Trump is reported to be using the foundation's agenda as a guide. Trump's proposed budget indicates a stunning $2.5 billion cut for the Department of Labor, with one former Labor official concerned that cuts would disproportionately affect the Women's Bureau.

Yet the inequities of employment in America would seem to indicate that this government agency needs more funding, not less.

A small agency, but essential to equal pay

By federal government standards, the agency is small: There are 10 regional offices, a staff of 50 people, and an $11.7 million annual budget. But their work is significant, primarily for their seat at the table in Department of Labor discussions and for their ability to find and present data related to women in the workplace. That makes the Women's Bureau the leading agency voice on equal pay in the workplace.

Without the bureau, we'd lose the data. Using data from the Bureau of Labor Statistics and the U.S. Census, the Women's Bureau provided statistical breakdowns of the pay gap at all levels: by race, by age, for mothers, for first-time mothers, et al. The microtargeting was something that Latifa Lyles, the former director of the Bureau, said was effective in changing the conversation surrounding equal pay.

Department of Labor/Wikimedia Commons

"The data allowed us to go a little bit deeper and drive the point home even more," Lyles said. "Part of the issue [surrounding equal pay] is that people think, 'it's not going to happen to me.' This was our way of saying how this affects various populations." 

When Lyles started working with the bureau in 2009, shortly after former President Barack Obama took office, changes in how the Bureau communicated about equal pay were already underway. Under the Bush administration, the Women's Bureau wasn't able to present information on the pay disparities. 

"Their hands were tied," Lyles explained. "They weren't able to compare men and women, they could only talk about women's earnings in a vacuum."

A singular advocate for women at Labor

Without the Women's Bureau, the Department of Labor would lack any institutional advocate for women. Every bureau within the Department of Labor has a job to do, explained Lyles. The other bureaus rely on the Women's Bureau to advocate for and speak up for women's needs in the workplace.  
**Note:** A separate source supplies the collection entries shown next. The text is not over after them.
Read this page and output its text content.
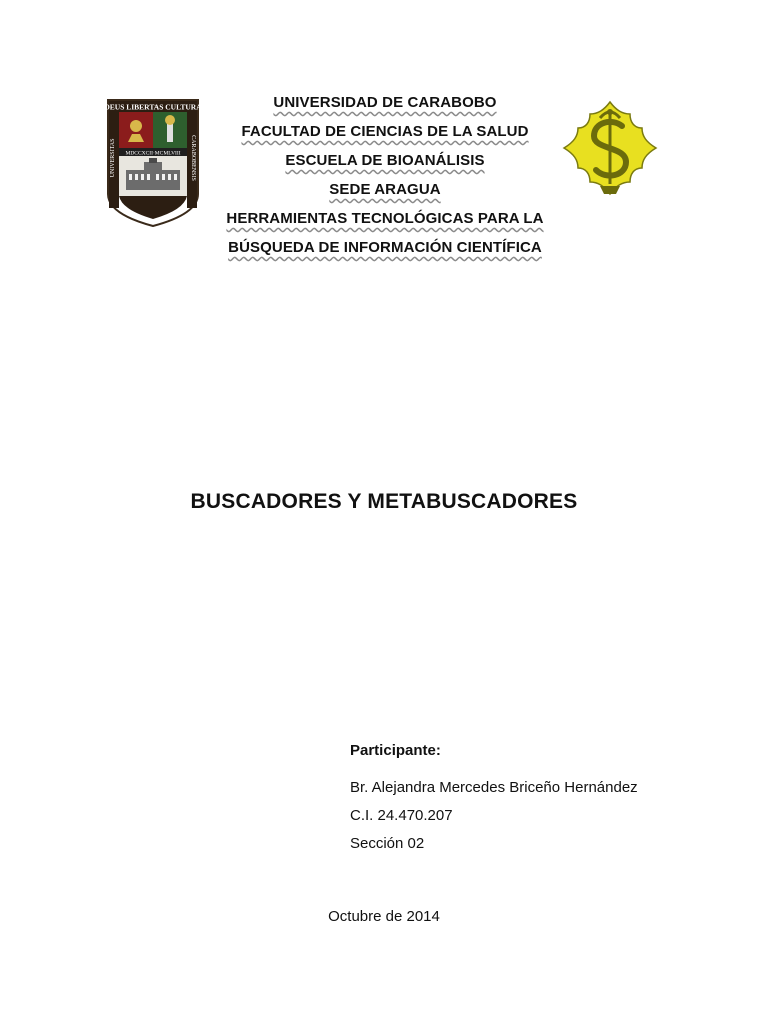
DEUS LIBERTAS CULTURA
MDCCXCII·MCMLVIII
UNIVERSITAS	CARABOBENSIS

UNIVERSIDAD DE CARABOBO

FACULTAD DE CIENCIAS DE LA SALUD

ESCUELA DE BIOANÁLISIS

SEDE ARAGUA

HERRAMIENTAS TECNOLÓGICAS PARA LA

BÚSQUEDA DE INFORMACIÓN CIENTÍFICA

BUSCADORES Y METABUSCADORES

Participante:

Br. Alejandra Mercedes Briceño Hernández

C.I. 24.470.207

Sección 02

Octubre de 2014
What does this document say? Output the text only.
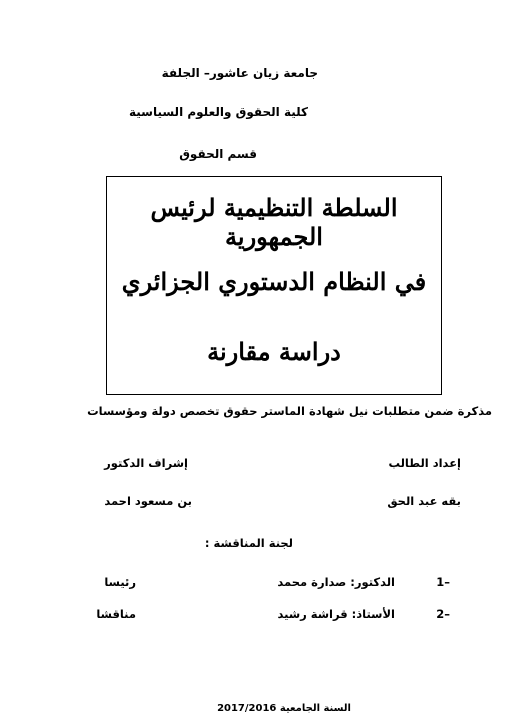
جامعة زيان عاشور– الجلفة
كلية الحقوق والعلوم السياسية
قسم الحقوق
السلطة التنظيمية لرئيس الجمهورية
في النظام الدستوري الجزائري
دراسة مقارنة
مذكرة ضمن متطلبات نيل شهادة الماستر حقوق تخصص دولة ومؤسسات
إعداد الطالب
إشراف الدكتور
بقه عبد الحق
بن مسعود احمد
لجنة المناقشة :
1–
الدكتور: صدارة محمد
رئيسا
2–
الأستاذ: قراشة رشيد
مناقشا
السنة الجامعية 2017/2016
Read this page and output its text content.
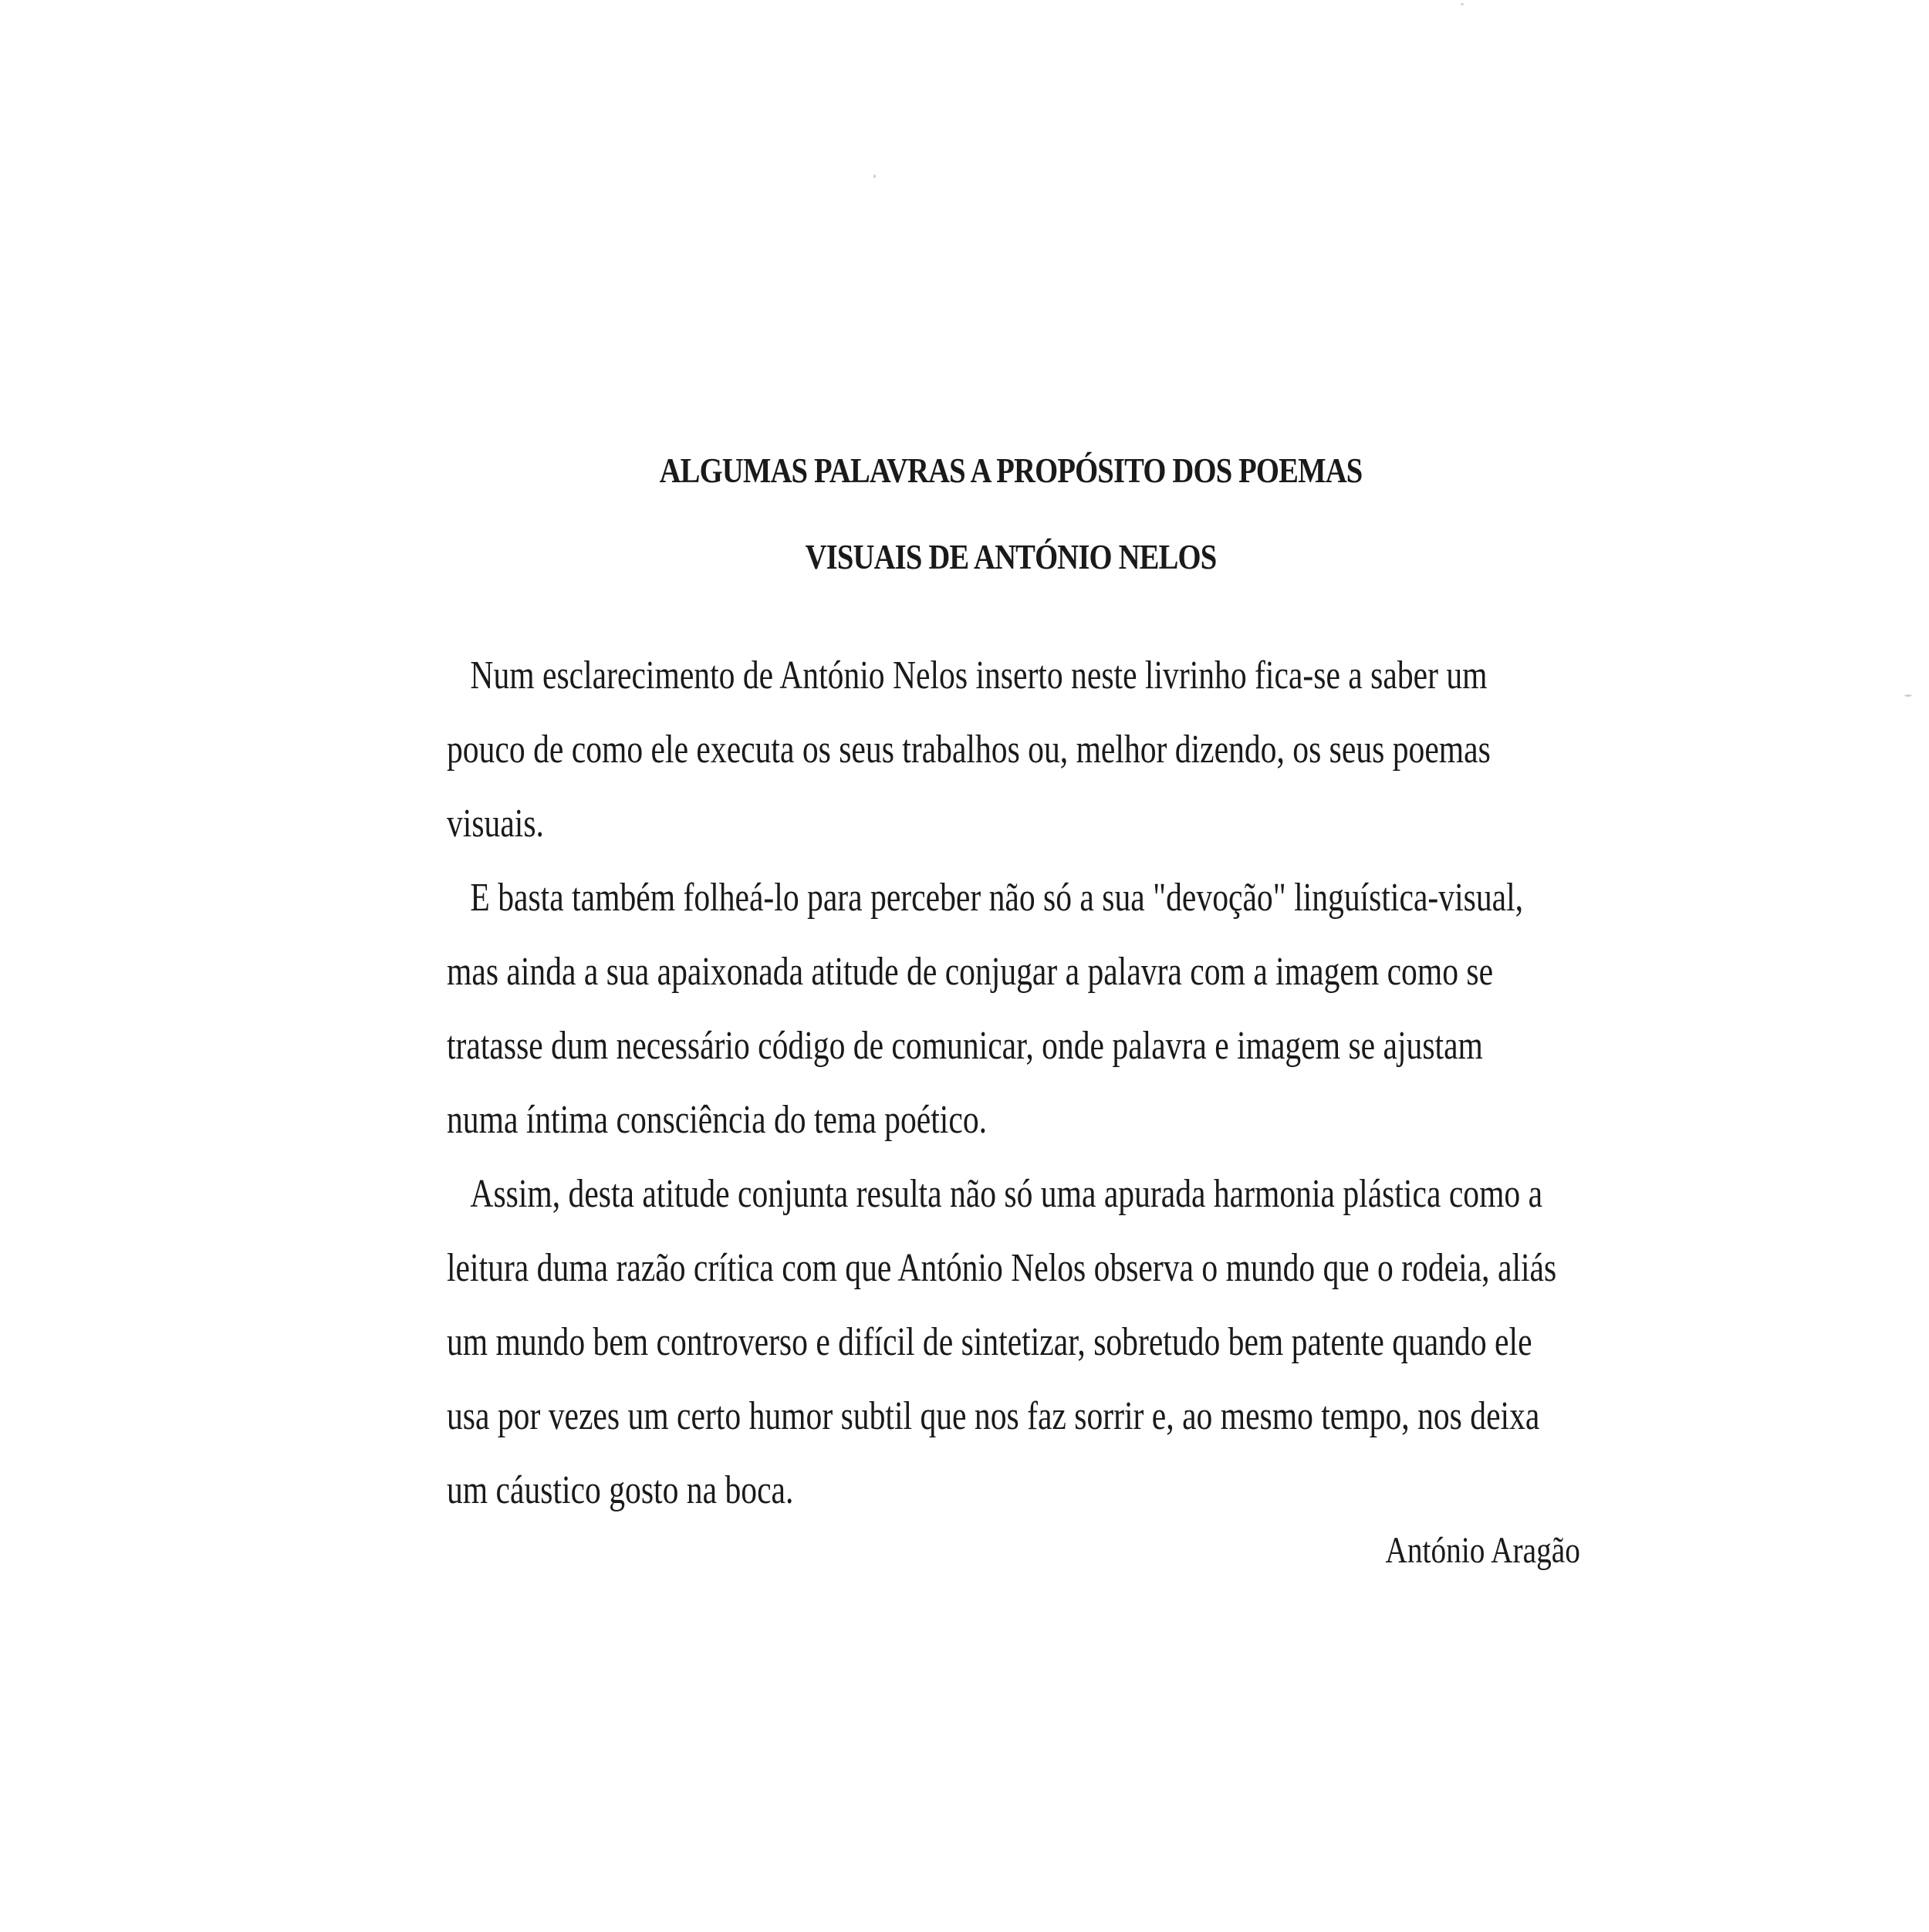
ALGUMAS PALAVRAS A PROPÓSITO DOS POEMAS
VISUAIS DE ANTÓNIO NELOS
Num esclarecimento de António Nelos inserto neste livrinho fica-se a saber um
pouco de como ele executa os seus trabalhos ou, melhor dizendo, os seus poemas
visuais.
E basta também folheá-lo para perceber não só a sua "devoção" linguística-visual,
mas ainda a sua apaixonada atitude de conjugar a palavra com a imagem como se
tratasse dum necessário código de comunicar, onde palavra e imagem se ajustam
numa íntima consciência do tema poético.
Assim, desta atitude conjunta resulta não só uma apurada harmonia plástica como a
leitura duma razão crítica com que António Nelos observa o mundo que o rodeia, aliás
um mundo bem controverso e difícil de sintetizar, sobretudo bem patente quando ele
usa por vezes um certo humor subtil que nos faz sorrir e, ao mesmo tempo, nos deixa
um cáustico gosto na boca.
António Aragão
Library of Congress/Wikimedia Commons

The Women's Bureau addresses the work-family conflict to create data-driven solutions surrounding paid sick leave, paid family leave and access to quality, affordable childcare, all concerns identified as barriers to entry for women in the workplace. 

If American women participated in the labor force at the same rate as Canada or Germany, countries with more generous work-family policies, there would be five million more women in the labor force in the U.S., translating to more than $500 billion of additional economic activity per year. 

Assuming that Trump is genuinely looking for quick wins on job creation, perhaps he should set his sights closer to home and remove barriers that keep more women from working jobs while still caring for a family. A good way to start would be keeping the Women's Bureau around — and well funded.